É um sucesso atrás do outro, pinçados da coleção particular dos dois: “Táxi lunar”, “Mama África”, “Deus me proteja”, “Moça bonita”, “Pensar em você”, “À primeira vista”, “Bicho de sete cabeças”, “Dia branco”, “Pedra de responsa”, “Dona da minha cabeça”... Há também duas parcerias: “Tudo de amor”, que nasceu antes da pandemia, durante noitada de violão e vinho na casa de Chico; e “Nem na rodoviária”, composta remotamente.

A admiração mútua dos artistas motivou esse trabalho. Chico, de 57 anos, lembra quando ouviu Geraldo, de 76, pela primeira vez.

— Foi no disco com o Alceu Valença (o primeiro da carreira de Geraldo, lançado em 1972). Além das músicas, que falavam do meu universo, o espírito de partilha e parceria, de fazer algo junto, me chamou atenção, achei bonito — lembrou ele, que já dividiu palco e projetos com estrangeiros como Ray Lema e Pedro Guerra e brasileiros como Paulinho Moska e Zeca Baleiro.

Geraldo também ficou “encantado” com o primeiro álbum de Chico, “Aos vivos” (1985).

— Comprei duas caixas e saí distribuindo. Chico é dessa geração pós a gente. Porque que teve a bossa nova, o tropicalismo e a geração dos nordestinos, nos anos 1980, que infelizmente não teve um rótulo para marcar dentro da história da música brasileira, mas marcou.
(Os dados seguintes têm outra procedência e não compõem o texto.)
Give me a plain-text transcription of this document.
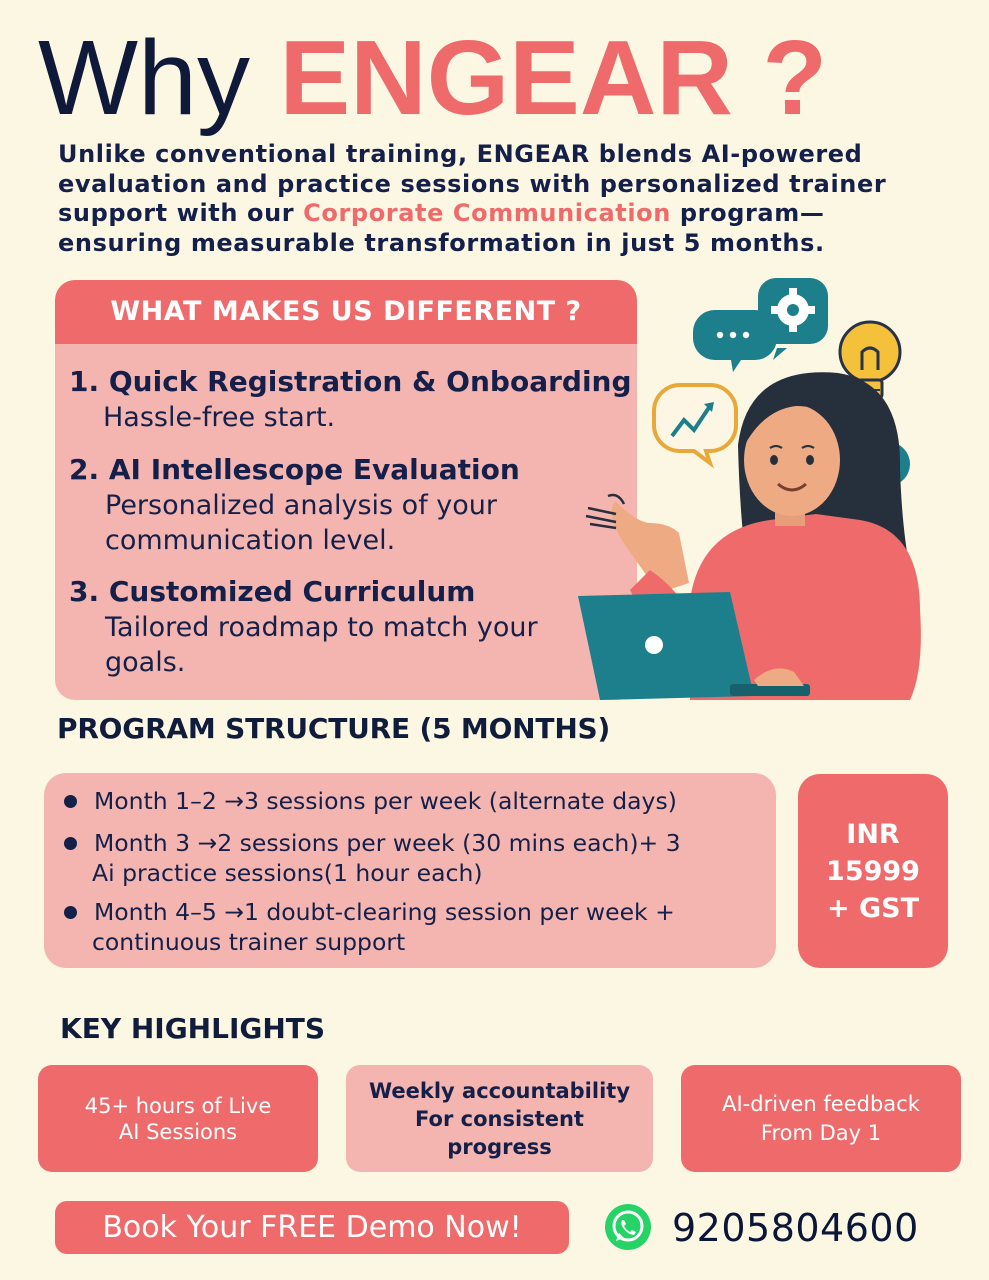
Why ENGEAR ?
Unlike conventional training, ENGEAR blends AI-powered evaluation and practice sessions with personalized trainer support with our Corporate Communication program—ensuring measurable transformation in just 5 months.
WHAT MAKES US DIFFERENT ?
1. Quick Registration & Onboarding
Hassle-free start.
2. AI Intellescope Evaluation
Personalized analysis of your communication level.
3. Customized Curriculum
Tailored roadmap to match your goals.
PROGRAM STRUCTURE (5 MONTHS)
Month 1–2 →3 sessions per week (alternate days)
Month 3 →2 sessions per week (30 mins each)+ 3
Ai practice sessions(1 hour each)
Month 4–5 →1 doubt-clearing session per week +
continuous trainer support
INR
15999
+ GST
KEY HIGHLIGHTS
45+ hours of Live
AI Sessions
Weekly accountability
For consistent
progress
AI-driven feedback
From Day 1
Book Your FREE Demo Now!	9205804600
Fagner, Alceu, Elba Ramalho, Zé Ramalho, Belchior...

Os 20 anos que separam os dois não diminuem a identificação. A musicalidade os aproxima. São dois experts na composição. A origem nordestina, a música sertaneja e todo o caldo cultural regado a Luiz Gonzaga, Jackson do Pandeiro, baião, coco, bossa nova, Tropicália e Jovem Guarda forjaram a arte de cada um deles, que agora unem suas violas e vozes para comemorar a retomada cultural brasileira.

— É um show para celebrar o coletivo e o fato de estarmos vivos — afirma Chico, que se define como um “otimista incorrigível”.

Geraldo completa.

— Queremos afirmar a beleza do Brasil, apesar desse horror que estamos vivendo na política.